- Release poster
- Directed by: Eric Laplante; Susie Moon;
- Written by: Eric Laplante; Susie Moon;
- Produced by: Erik Mygrant; Hunter Schlesinger;
- Starring: Alex E. Harris; Thomas Jay Ryan; Constance Shulman; Jenn Lyon;
- Cinematography: Eric Laplante
- Edited by: Eric Laplante
- Music by: Thomas Hughes; Gretchen Lohse;
- Production company: Schohy Productions
- Distributed by: Freestyle Releasing
- Release dates: January 20, 2024 (Slamdance); September 27, 2024 (Quad Cinema); October 25, 2024 (Video on demand);
- Running time: 94 minutes
- Country: United States
- Language: English

= Darla in Space =

2024 film by Eric Laplante and Susie Moon

Darla in Space is a 2024 American independent science fiction comedy film directed and written by Eric Laplante and Susie Moon in their feature directorial debut . The film stars Alex E. Harris as Darla Peterson who runs a business which makes custom caskets for cats. Thomas Jay Ryan, Constance Shulman, and Jenn Lyon also stars in supporting roles.
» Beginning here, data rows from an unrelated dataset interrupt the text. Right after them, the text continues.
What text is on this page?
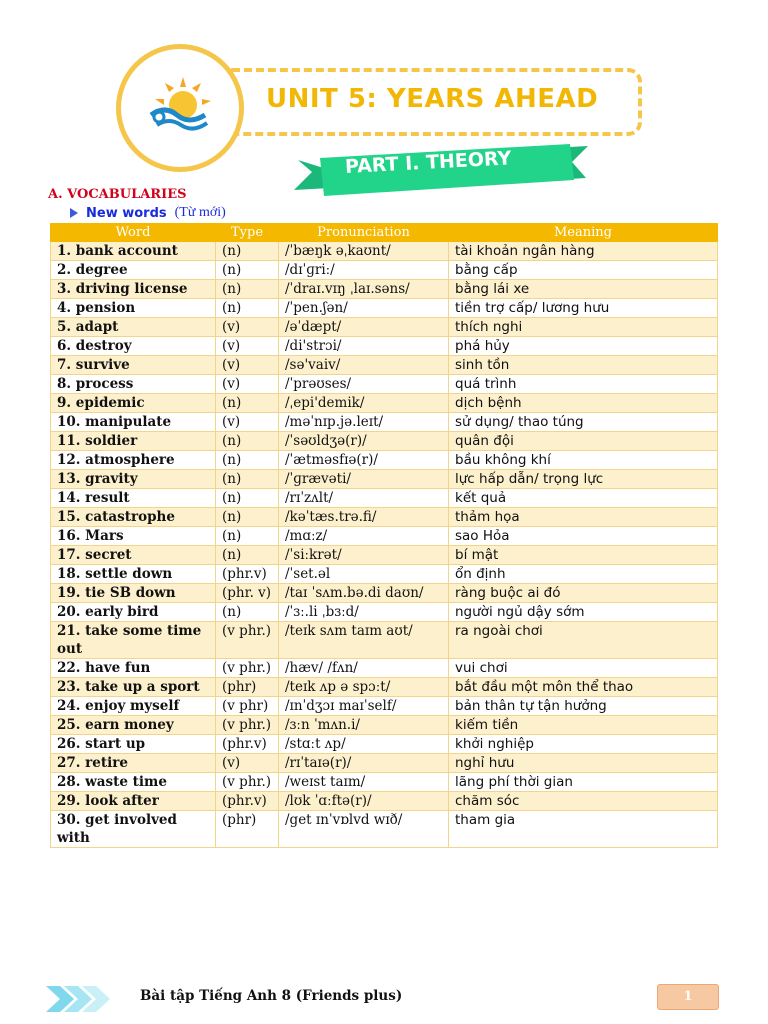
UNIT 5: YEARS AHEAD
PART I. THEORY
A. VOCABULARIES
New words (Từ mới)
Word	Type	Pronunciation	Meaning
1. bank account	(n)	/ˈbæŋk əˌkaʊnt/	tài khoản ngân hàng
2. degree	(n)	/dɪˈɡriː/	bằng cấp
3. driving license	(n)	/ˈdraɪ.vɪŋ ˌlaɪ.səns/	bằng lái xe
4. pension	(n)	/ˈpen.ʃən/	tiền trợ cấp/ lương hưu
5. adapt	(v)	/əˈdæpt/	thích nghi
6. destroy	(v)	/di'strɔi/	phá hủy
7. survive	(v)	/sə'vaiv/	sinh tồn
8. process	(v)	/ˈprəʊses/	quá trình
9. epidemic	(n)	/ˌepi'demik/	dịch bệnh
10. manipulate	(v)	/məˈnɪp.jə.leɪt/	sử dụng/ thao túng
11. soldier	(n)	/ˈsəʊldʒə(r)/	quân đội
12. atmosphere	(n)	/ˈætməsfɪə(r)/	bầu không khí
13. gravity	(n)	/ˈɡrævəti/	lực hấp dẫn/ trọng lực
14. result	(n)	/rɪˈzʌlt/	kết quả
15. catastrophe	(n)	/kəˈtæs.trə.fi/	thảm họa
16. Mars	(n)	/mɑːz/	sao Hỏa
17. secret	(n)	/ˈsiːkrət/	bí mật
18. settle down	(phr.v)	/ˈset.əl	ổn định
19. tie SB down	(phr. v)	/taɪ ˈsʌm.bə.di daʊn/	ràng buộc ai đó
20. early bird	(n)	/ˈɜː.li ˌbɜːd/	người ngủ dậy sớm
21. take some time out	(v phr.)	/teɪk sʌm taɪm aʊt/	ra ngoài chơi
22. have fun	(v phr.)	/hæv/ /fʌn/	vui chơi
23. take up a sport	(phr)	/teɪk ʌp ə spɔːt/	bắt đầu một môn thể thao
24. enjoy myself	(v phr)	/ɪnˈdʒɔɪ maɪˈself/	bản thân tự tận hưởng
25. earn money	(v phr.)	/ɜːn ˈmʌn.i/	kiếm tiền
26. start up	(phr.v)	/stɑːt ʌp/	khởi nghiệp
27. retire	(v)	/rɪˈtaɪə(r)/	nghỉ hưu
28. waste time	(v phr.)	/weɪst taɪm/	lãng phí thời gian
29. look after	(phr.v)	/lʊk ˈɑːftə(r)/	chăm sóc
30. get involved with	(phr)	/get ɪnˈvɒlvd wɪð/	tham gia
Bài tập Tiếng Anh 8 (Friends plus)	1
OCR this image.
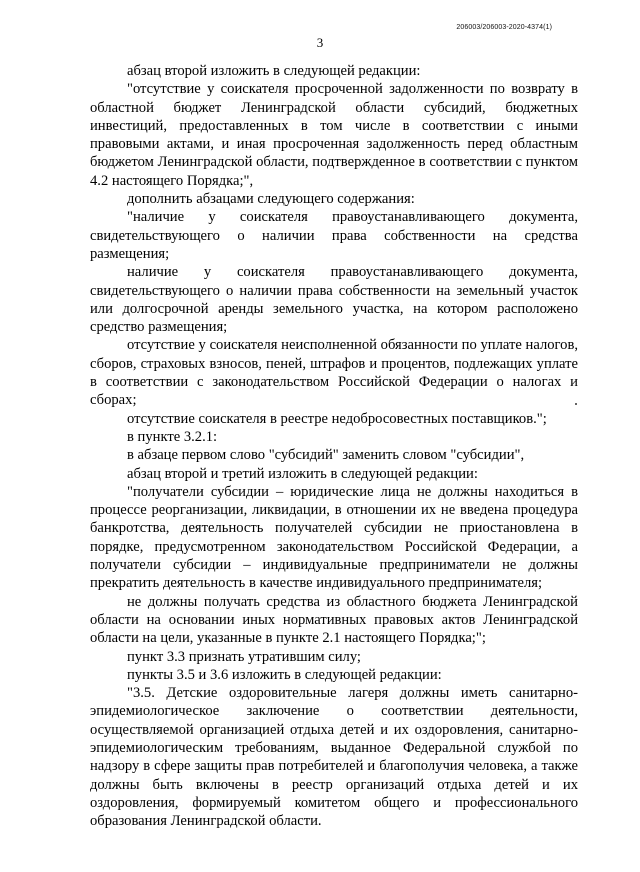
206003/206003-2020-4374(1)
3

абзац второй изложить в следующей редакции:

"отсутствие у соискателя просроченной задолженности по возврату в областной бюджет Ленинградской области субсидий, бюджетных инвестиций, предоставленных в том числе в соответствии с иными правовыми актами, и иная просроченная задолженность перед областным бюджетом Ленинградской области, подтвержденное в соответствии с пунктом 4.2 настоящего Порядка;",

дополнить абзацами следующего содержания:

"наличие у соискателя правоустанавливающего документа, свидетельствующего о наличии права собственности на средства размещения;

наличие у соискателя правоустанавливающего документа, свидетельствующего о наличии права собственности на земельный участок или долгосрочной аренды земельного участка, на котором расположено средство размещения;

отсутствие у соискателя неисполненной обязанности по уплате налогов, сборов, страховых взносов, пеней, штрафов и процентов, подлежащих уплате в соответствии с законодательством Российской Федерации о налогах и сборах;

отсутствие соискателя в реестре недобросовестных поставщиков.";

в пункте 3.2.1:

в абзаце первом слово "субсидий" заменить словом "субсидии",

абзац второй и третий изложить в следующей редакции:

"получатели субсидии – юридические лица не должны находиться в процессе реорганизации, ликвидации, в отношении их не введена процедура банкротства, деятельность получателей субсидии не приостановлена в порядке, предусмотренном законодательством Российской Федерации, а получатели субсидии – индивидуальные предприниматели не должны прекратить деятельность в качестве индивидуального предпринимателя;

не должны получать средства из областного бюджета Ленинградской области на основании иных нормативных правовых актов Ленинградской области на цели, указанные в пункте 2.1 настоящего Порядка;";

пункт 3.3 признать утратившим силу;

пункты 3.5 и 3.6 изложить в следующей редакции:

"3.5. Детские оздоровительные лагеря должны иметь санитарно-эпидемиологическое заключение о соответствии деятельности, осуществляемой организацией отдыха детей и их оздоровления, санитарно-эпидемиологическим требованиям, выданное Федеральной службой по надзору в сфере защиты прав потребителей и благополучия человека, а также должны быть включены в реестр организаций отдыха детей и их оздоровления, формируемый комитетом общего и профессионального образования Ленинградской области.
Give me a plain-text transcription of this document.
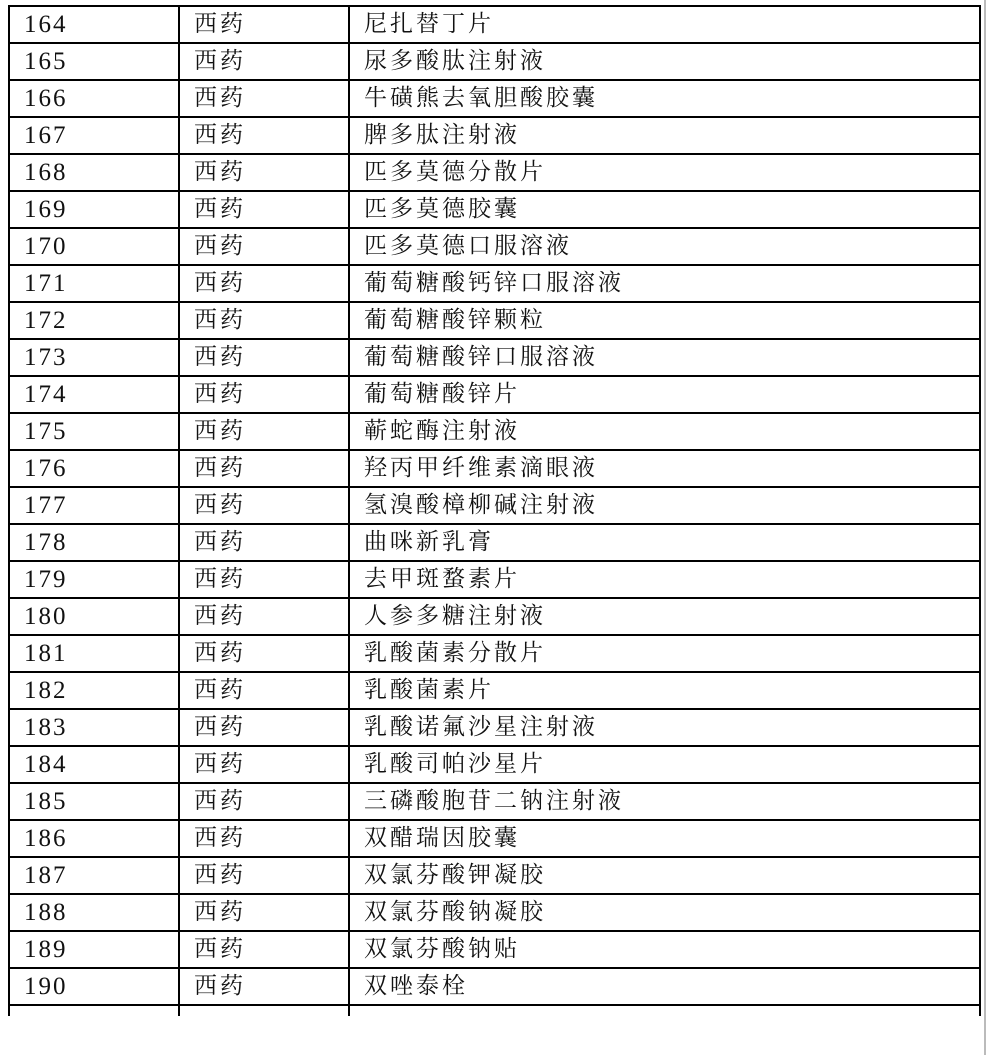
164	西药	尼扎替丁片
165	西药	尿多酸肽注射液
166	西药	牛磺熊去氧胆酸胶囊
167	西药	脾多肽注射液
168	西药	匹多莫德分散片
169	西药	匹多莫德胶囊
170	西药	匹多莫德口服溶液
171	西药	葡萄糖酸钙锌口服溶液
172	西药	葡萄糖酸锌颗粒
173	西药	葡萄糖酸锌口服溶液
174	西药	葡萄糖酸锌片
175	西药	蕲蛇酶注射液
176	西药	羟丙甲纤维素滴眼液
177	西药	氢溴酸樟柳碱注射液
178	西药	曲咪新乳膏
179	西药	去甲斑蝥素片
180	西药	人参多糖注射液
181	西药	乳酸菌素分散片
182	西药	乳酸菌素片
183	西药	乳酸诺氟沙星注射液
184	西药	乳酸司帕沙星片
185	西药	三磷酸胞苷二钠注射液
186	西药	双醋瑞因胶囊
187	西药	双氯芬酸钾凝胶
188	西药	双氯芬酸钠凝胶
189	西药	双氯芬酸钠贴
190	西药	双唑泰栓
The film premiered at the 2024 Slamdance Film Festival on January 20, 2024. It is scheduled to have a limited theatrical release at the Quad Cinema on September 27, 2024, before releasing on video on demand platforms on October 25, 2024.

==Cast==
- Alex E. Harris as Darla Peterson
- Thomas Jay Ryan as Arnot Pickens
- Constance Shulman as Leona Peterson
- Jenn Lyon as Dr. Brittney St. Clair
- Woody Fu as Stuart 'Stu' Fu
- Rasheda Crockett as Charity Legitimate

==Release==
The film premiered at the 2024 Slamdance Film Festival on January 20, 2024, and completed in a Narrative Feature category. It later screened at the Indianapolis International Film Festival in April 2024. Freestyle Digital Media acquired the North American distribution rights. It is set to have a limited theatrical release at the Quad Cinema in New York City on September 27, 2024, before its debut on North American video on demand platforms and DVD on October 25, 2024.

==Reception==

Film critic Trevor Stucker from The Movie State gave it a positive review writing: "Alex E. Parris is a compelling lead with a distinguishably demanding personality and a committed performance, but it is Constance Shulman who stole the show for me. Her experience as an actress is clear as the stubbornness of her character reaches beyond the screen. I was simultaneously annoyed with her character and impressed by her performance." Norman Gidney from the HorrorBuzz gave in 6 out of 10 stars and also noted Shulman's performance as mother and Laplante and Moon for creative ideas.